Some Republicans focused on the fact that Fitzgerald was unable to secure an indictment for the disclosure of classified data, even though, in his explanation of the case, he made clear that he believes Ms. Plame's employment with the CIA was classified until July 14, 2003. On that date, columnist Robert Novak published a piece referring to her as a CIA operative. One of the remaining mysteries of the case is who originally leaked to Mr. Novak. That person is identified in the indictment only as "Official A."

Ms. Plame's husband, Joe Wilson, had published a newspaper column on July 6, 2003, describing a trip to Niger he had taken at the behest of the CIA to investigate whether Iraq had tried to purchase uranium, presumably to make nuclear weapons. Mr. Wilson accused the Bush administration of 'twisting" intelligence to justify invading Iraq. But even before Wilson's column appeared, Libby had begun to research the former diplomat's trip and discuss the fact that Wilson's wife worked for the CIA. Libby's motive in discussing this information with journalists remains a matter of speculation.

The Libby indictment registered high on the political Richter scale. Washington over the years has had its share of indictments, but rarely of someone this close to the Oval Office. To refer to him as just the vice president's chief of staff understates his power. He was the closest aide to the most powerful vice president in history, a neocon stalwart who helped shape US foreign policy and pushed for the overthrow of Iraqi President Saddam Hussein.

In a statement Friday, Mr. Cheney called Libby "one of the most capable and talented individuals I have ever known."

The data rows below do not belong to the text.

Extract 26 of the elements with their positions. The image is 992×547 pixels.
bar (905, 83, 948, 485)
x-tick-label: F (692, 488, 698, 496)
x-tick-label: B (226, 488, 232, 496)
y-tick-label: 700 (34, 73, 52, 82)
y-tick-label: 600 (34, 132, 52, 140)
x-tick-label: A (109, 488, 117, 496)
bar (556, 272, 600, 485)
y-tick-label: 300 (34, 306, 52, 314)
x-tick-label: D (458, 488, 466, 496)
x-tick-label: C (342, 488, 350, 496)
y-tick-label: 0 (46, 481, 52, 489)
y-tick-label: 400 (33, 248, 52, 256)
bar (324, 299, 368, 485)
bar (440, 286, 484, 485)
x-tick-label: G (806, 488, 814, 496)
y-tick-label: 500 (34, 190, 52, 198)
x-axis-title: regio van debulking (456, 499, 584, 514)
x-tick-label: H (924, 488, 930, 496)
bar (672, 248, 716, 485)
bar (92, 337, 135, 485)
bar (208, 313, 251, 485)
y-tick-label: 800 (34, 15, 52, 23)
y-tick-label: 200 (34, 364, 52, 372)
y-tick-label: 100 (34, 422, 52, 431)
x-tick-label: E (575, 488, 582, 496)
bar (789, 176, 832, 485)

The Libby indictment capped what had to be one the worst weeks of Bush's presidency, despite some bright spots. Bush's nomination of a new chairman of the Federal Reserve, Ben Bernanke, was well-received, but quickly overtaken by the next bit of bad news. The crossing of the symbolic threshold of 2,000 American deaths in Iraq sparked a wave of coverage of the toll the Iraq war has taken, even as a final tally also showed the passage of the new Iraqi Constitution. On Thursday, Bush's embattled Supreme Court nominee, Harriet Miers, withdrew from her nomination as conservative opposition to her was beginning to solidify. And then on Friday came the long-dreaded indictment. The timing of the Miers withdrawal was seen as no accident: It allowed the fractured Republican coalition to reunite just in time to rally behind their besieged president.

Bush is expected to announce his next high court nominee soon, an event that will create another news point far from Libby. If he makes a choice that satisfies his conservative base but does not inflame the left, he can show the political world he's back on his game - but analysts are hard put to identify such a candidate.

Still, Libby's legal woes are sure to remain in the news for months to come - probably right up to the 2006 midterms, an uncomfortable political fact for Republicans seeking election or reelection.

Many questions remain in the Libby case. His indictment "basically for participating in a coverup I think inevitably raises the question in people's minds: Who was he trying to protect and what was he trying to protect?" says Joel K. Goldstein, author of a book on the vice presidency and a law professor at St. Louis University.

Presidential scholars also marveled at the historic nature of Friday's indictment, looking back through the decades to past examples of high-level legal woes and how presidents have coped.

"What you have with Bush is a double-whammy, the odor of Vietnam and the smell of Watergate," says historian Robert Dallek.

Others detect a scent not quite so powerful, in part because Rove has not been indicted and because Bush has not been directly implicated. "It's less than Watergate, because I don't see anything that points a dagger at the president, to the point that he can't finish his four years," says Fred Greenstein, a presidential scholar at Princeton University. "But whether he can pull out of this succession of difficulties is hard to say."